The Capital Asset Pricing Model (CAPM)

According to Markowitz, in the CAPM investors are:
– risk-averse
– prefer higher returns
– willing to buy the optimal portfolio

The market portfolio:
– a combination of all the possible investments in the world.

The risk-free asset:
– the CAPM assumes the existence of a risk-free asset.
– an investment with zero risk.
– Why should we assume the risk-free rate has a lower expected rate of return?
=> In efficient markets, investors are only compensated for the added risk they are willing to bear.

The Capital Market Line
– investors will allocate their money between the risk-free and the market portfolio

In the CAPM, investors will invest in:
– depending on their risk preferences, they will choose to buy more of the risk-free asset or more of the market portfolio.

Beta

β = Cov(r_x, r_m) / σ_m²
– measures the market risk that cannot be avoided through diversification.

β = 0: No relationship
β < 1: Defensive (Walmart) β > 1: Aggressive (Ford)
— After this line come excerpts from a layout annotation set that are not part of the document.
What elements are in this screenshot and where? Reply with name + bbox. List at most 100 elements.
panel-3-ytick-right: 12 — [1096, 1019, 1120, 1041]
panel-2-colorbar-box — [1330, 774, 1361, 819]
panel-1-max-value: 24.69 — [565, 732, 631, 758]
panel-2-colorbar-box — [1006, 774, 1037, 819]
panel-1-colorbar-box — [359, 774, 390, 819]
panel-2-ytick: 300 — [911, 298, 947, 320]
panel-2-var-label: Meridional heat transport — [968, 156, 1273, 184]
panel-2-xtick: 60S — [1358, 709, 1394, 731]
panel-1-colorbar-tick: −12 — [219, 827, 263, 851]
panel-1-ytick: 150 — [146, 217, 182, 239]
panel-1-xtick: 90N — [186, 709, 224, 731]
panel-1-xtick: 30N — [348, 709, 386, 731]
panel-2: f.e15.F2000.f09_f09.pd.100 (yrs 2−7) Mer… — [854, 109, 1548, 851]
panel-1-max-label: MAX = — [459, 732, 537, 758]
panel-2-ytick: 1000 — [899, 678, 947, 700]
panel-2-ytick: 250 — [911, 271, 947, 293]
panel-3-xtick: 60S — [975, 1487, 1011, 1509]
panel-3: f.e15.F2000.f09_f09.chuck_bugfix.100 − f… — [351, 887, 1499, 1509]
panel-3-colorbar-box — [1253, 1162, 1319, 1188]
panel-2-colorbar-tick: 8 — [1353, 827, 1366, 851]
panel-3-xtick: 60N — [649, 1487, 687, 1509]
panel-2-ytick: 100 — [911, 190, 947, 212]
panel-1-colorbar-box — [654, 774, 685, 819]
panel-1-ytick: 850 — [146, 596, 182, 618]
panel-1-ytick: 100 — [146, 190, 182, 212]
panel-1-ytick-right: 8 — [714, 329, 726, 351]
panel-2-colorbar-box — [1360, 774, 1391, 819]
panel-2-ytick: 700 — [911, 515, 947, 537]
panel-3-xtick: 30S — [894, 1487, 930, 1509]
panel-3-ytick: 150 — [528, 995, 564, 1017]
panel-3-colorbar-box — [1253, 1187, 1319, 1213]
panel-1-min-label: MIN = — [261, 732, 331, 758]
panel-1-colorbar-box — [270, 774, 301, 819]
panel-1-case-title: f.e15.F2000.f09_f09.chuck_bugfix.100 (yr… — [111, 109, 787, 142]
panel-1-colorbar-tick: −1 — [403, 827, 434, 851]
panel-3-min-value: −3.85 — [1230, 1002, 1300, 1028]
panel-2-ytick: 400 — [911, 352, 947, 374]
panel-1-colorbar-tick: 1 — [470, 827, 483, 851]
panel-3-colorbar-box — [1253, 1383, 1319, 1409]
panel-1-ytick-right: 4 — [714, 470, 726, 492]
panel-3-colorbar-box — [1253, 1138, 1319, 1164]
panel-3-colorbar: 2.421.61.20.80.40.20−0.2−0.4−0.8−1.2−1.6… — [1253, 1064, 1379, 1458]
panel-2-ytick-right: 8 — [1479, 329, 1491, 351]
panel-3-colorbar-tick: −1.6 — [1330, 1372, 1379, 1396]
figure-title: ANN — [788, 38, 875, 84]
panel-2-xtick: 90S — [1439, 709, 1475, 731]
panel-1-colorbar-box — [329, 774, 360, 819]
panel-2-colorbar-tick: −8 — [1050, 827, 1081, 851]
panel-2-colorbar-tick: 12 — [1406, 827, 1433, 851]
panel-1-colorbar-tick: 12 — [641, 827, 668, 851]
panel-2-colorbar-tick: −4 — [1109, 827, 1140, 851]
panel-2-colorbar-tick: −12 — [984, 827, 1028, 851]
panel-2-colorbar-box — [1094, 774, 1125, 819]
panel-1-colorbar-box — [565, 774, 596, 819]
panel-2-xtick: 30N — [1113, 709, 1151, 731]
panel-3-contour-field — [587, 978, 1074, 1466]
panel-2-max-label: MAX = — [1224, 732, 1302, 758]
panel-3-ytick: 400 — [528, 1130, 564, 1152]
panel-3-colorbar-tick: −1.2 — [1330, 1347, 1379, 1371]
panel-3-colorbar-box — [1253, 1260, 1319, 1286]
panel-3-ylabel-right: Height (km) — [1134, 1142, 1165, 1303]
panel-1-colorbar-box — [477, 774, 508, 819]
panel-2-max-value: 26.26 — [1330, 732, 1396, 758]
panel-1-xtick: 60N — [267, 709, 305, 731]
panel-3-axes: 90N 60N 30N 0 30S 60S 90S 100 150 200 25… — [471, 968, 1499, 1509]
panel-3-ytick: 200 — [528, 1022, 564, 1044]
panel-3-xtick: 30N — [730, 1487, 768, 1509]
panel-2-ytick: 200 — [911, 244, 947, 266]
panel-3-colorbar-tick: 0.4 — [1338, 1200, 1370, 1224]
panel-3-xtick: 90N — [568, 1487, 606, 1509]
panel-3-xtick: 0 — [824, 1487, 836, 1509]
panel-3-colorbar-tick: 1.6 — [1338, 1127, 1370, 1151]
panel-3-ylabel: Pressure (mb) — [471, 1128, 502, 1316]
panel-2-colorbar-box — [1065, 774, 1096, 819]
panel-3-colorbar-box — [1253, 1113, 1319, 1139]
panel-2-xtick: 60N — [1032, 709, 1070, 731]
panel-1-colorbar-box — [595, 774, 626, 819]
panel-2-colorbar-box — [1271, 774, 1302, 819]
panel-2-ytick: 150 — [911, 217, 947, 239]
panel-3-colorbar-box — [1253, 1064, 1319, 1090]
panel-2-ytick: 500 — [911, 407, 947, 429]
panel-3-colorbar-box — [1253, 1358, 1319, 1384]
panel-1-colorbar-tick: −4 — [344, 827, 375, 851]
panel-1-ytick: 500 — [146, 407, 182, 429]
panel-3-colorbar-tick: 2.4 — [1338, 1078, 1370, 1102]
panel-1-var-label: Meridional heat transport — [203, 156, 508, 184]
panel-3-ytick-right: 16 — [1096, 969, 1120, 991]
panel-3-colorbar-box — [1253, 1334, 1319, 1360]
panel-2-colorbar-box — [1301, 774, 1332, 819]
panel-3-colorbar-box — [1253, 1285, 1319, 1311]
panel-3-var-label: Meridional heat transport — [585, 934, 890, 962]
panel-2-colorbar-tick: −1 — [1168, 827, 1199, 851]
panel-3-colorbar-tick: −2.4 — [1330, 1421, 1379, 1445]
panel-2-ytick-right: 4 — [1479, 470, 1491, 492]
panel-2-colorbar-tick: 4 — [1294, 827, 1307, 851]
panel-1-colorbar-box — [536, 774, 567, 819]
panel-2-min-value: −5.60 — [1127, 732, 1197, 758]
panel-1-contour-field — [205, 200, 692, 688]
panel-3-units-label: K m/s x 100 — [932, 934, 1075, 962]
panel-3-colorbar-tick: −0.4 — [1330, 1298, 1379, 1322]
The Capital Asset Pricing Model

r_i = r_f + β_im(r_m – r_f)

r_f: risk-free
β_im: beta between the stock and the market
r_m: market return

Risk-free: Approximate with 10-year US government bond yield: 2.5%
Beta: Approximate the market portfolio with the S&P500: 0.62
Equity Risk Premium: Historically, it has been between 4.5% and 5.5%
r(i) = 2.5% + 0.62 * 5% = 5.6%

Sharpe Ratio

William Sharpe

Sharpe Ratio = (r_i – r_f) / σ_i

r_f: risk-free rate
r_i: rate of return of the stock “i”
σ_i: standard deviation of the stock “i”

Alpha

The Capital Asset Pricing Model:
r_i = α + r_f + β_im(r_m – r_f)
– The standard CAPM setting assumes an alpha equal to 0.
– We can only compare the alpha of investments with a similar risk profile.